The council, in conjunction with the Donaghmore Museum Committee and Laois Partnership plan to spend in the region of E700,000 refurbishing the hall building to its original mid-19th century appearance, both inside and out. This will entail the reversal of all 20th century structural alterations as well as the removal of two side extensions and all internal remnants of the creamery.
Details of the revamp were confirmed this week at Laois County Council. County Manager, Peter Carey thanked Trevor Stanley and the committee for their work. He said they had achieved tremendous work on a shoestring.
Mr Carey said the council had to be more imaginative and innovative to attain funding projects, But he said there was E0.5 million available and the council are to spend E60,000 per year over the next three years on the project.
He said Donaghmore Workhouse was part of a bigger effort to create a loop of tourist attractions around the country.
Cllr Martin Phelan was the first to lend his support to the plan.
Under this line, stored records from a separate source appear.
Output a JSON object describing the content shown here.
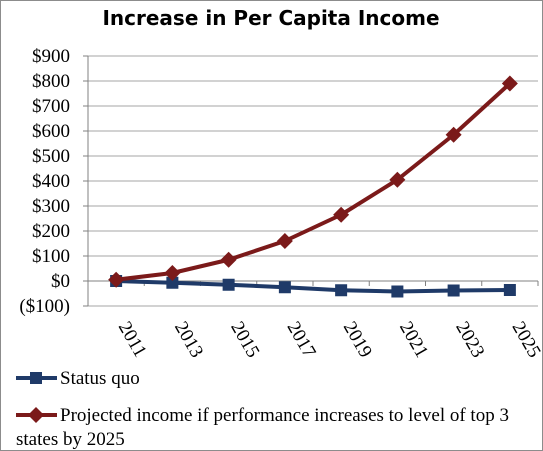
{
  "chart_data": {
    "type": "line",
    "title": "Increase in Per Capita Income",
    "x": [
      "2011",
      "2013",
      "2015",
      "2017",
      "2019",
      "2021",
      "2023",
      "2025"
    ],
    "yticks": [
      "$900",
      "$800",
      "$700",
      "$600",
      "$500",
      "$400",
      "$300",
      "$200",
      "$100",
      "$0",
      "($100)"
    ],
    "ylim": [
      -100,
      900
    ],
    "grid": true,
    "legend_position": "bottom",
    "series": [
      {
        "name": "Status quo",
        "values": [
          0,
          -7,
          -15,
          -25,
          -37,
          -42,
          -38,
          -36
        ],
        "color": "#1f3a68",
        "marker": "square"
      },
      {
        "name": "Projected income if performance increases to level of top 3 states by 2025",
        "values": [
          5,
          32,
          85,
          160,
          265,
          405,
          585,
          790
        ],
        "color": "#7b1a1a",
        "marker": "diamond"
      }
    ]
  }
}
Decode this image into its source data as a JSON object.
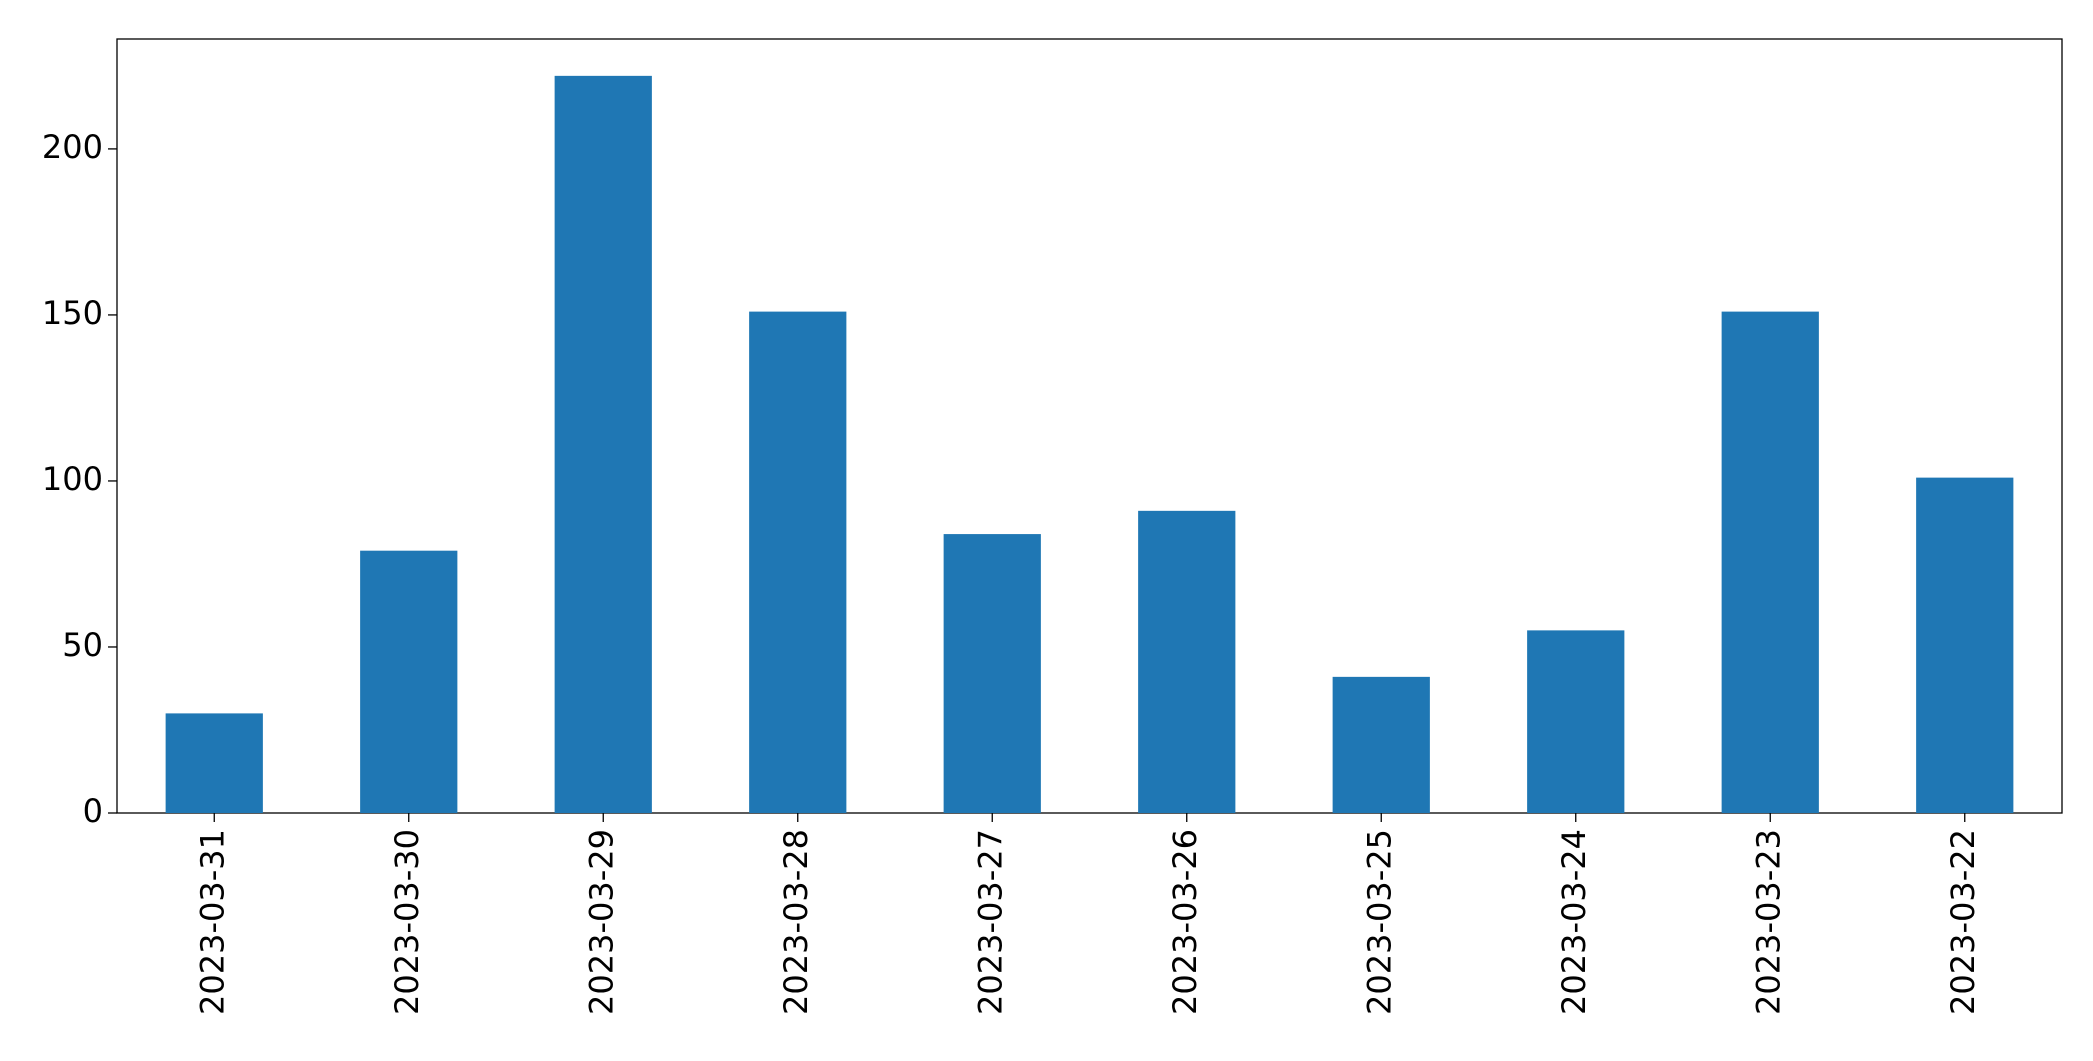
{
  "chart_data": {
    "type": "bar",
    "categories": [
      "2023-03-31",
      "2023-03-30",
      "2023-03-29",
      "2023-03-28",
      "2023-03-27",
      "2023-03-26",
      "2023-03-25",
      "2023-03-24",
      "2023-03-23",
      "2023-03-22"
    ],
    "values": [
      30,
      79,
      222,
      151,
      84,
      91,
      41,
      55,
      151,
      101
    ],
    "color": "#1f77b4",
    "ylim": [
      0,
      233.1
    ],
    "yticks": [
      0,
      50,
      100,
      150,
      200
    ],
    "grid": false
  }
}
He thanked the county manager, Peter Carey and Laois Partnership for developing this project.
“The committee have done tremendous work out there and have run the museum on a shoe string budget,” he said.
Cllr Brendan Phelan also extended his gratitude to the county manager and the council staff.
“I would also like to acknowledge the work of the small committee who ensured that the building didn’t fall down and protected the equipment which local farmers bought for the creamery,” he said.
Cllr John King said it was great to see E700,000 being spent in the area. Noting the community’s strong links with the Workhouse, Cllr King said: “Our forefathers died in the workhouse and our families were employed in Glanbia.”
Cllr John Joe Fennelly said the Donaghmore Workhouse was another jewel to bring tourism into the county. He said a message should go out to tour companies and people that the south of Laois was open for business.
“We have the Durrow Loop Walks, Donaghmore Workhouse, the Slieve Blooms, Abbeyleix Heritage House and Heywood Gardens in Ballinakill, it would be the best half day you could spend anywhere,” he said.
The Donaghmore Workhouse opened in September 23, 1853, under the Poor Law Union, it cost £5,500 to build and furnish and had a capacity of 400. The workshouse closed on September 30, 1886. It was used temorarily as a military barracks around 1920, after which time they fell into disuse.
In 1927, have been leased from the County Laois Health Board, the site re-opened as Donaghmore Co-operative Creamery Limited with the dining block of the former workhouse being used as the creamery. In the mid 1960’s Donaghmore Creamery merged with other co-operatives to form Avonmore Creameries Ltd, however, in the following years, the creamery at Donaghmore became redundant.
In the late 1980s, the front block of the former workhouse became superfluous to requirements and was leased by Laois County Council to a local community group. With the assistance of LEADER funsing for rural enterprises, the buildings were refurbished and re-opened in May 1993 as the Donaghmore Famine Workhouse and Agricultural Museum.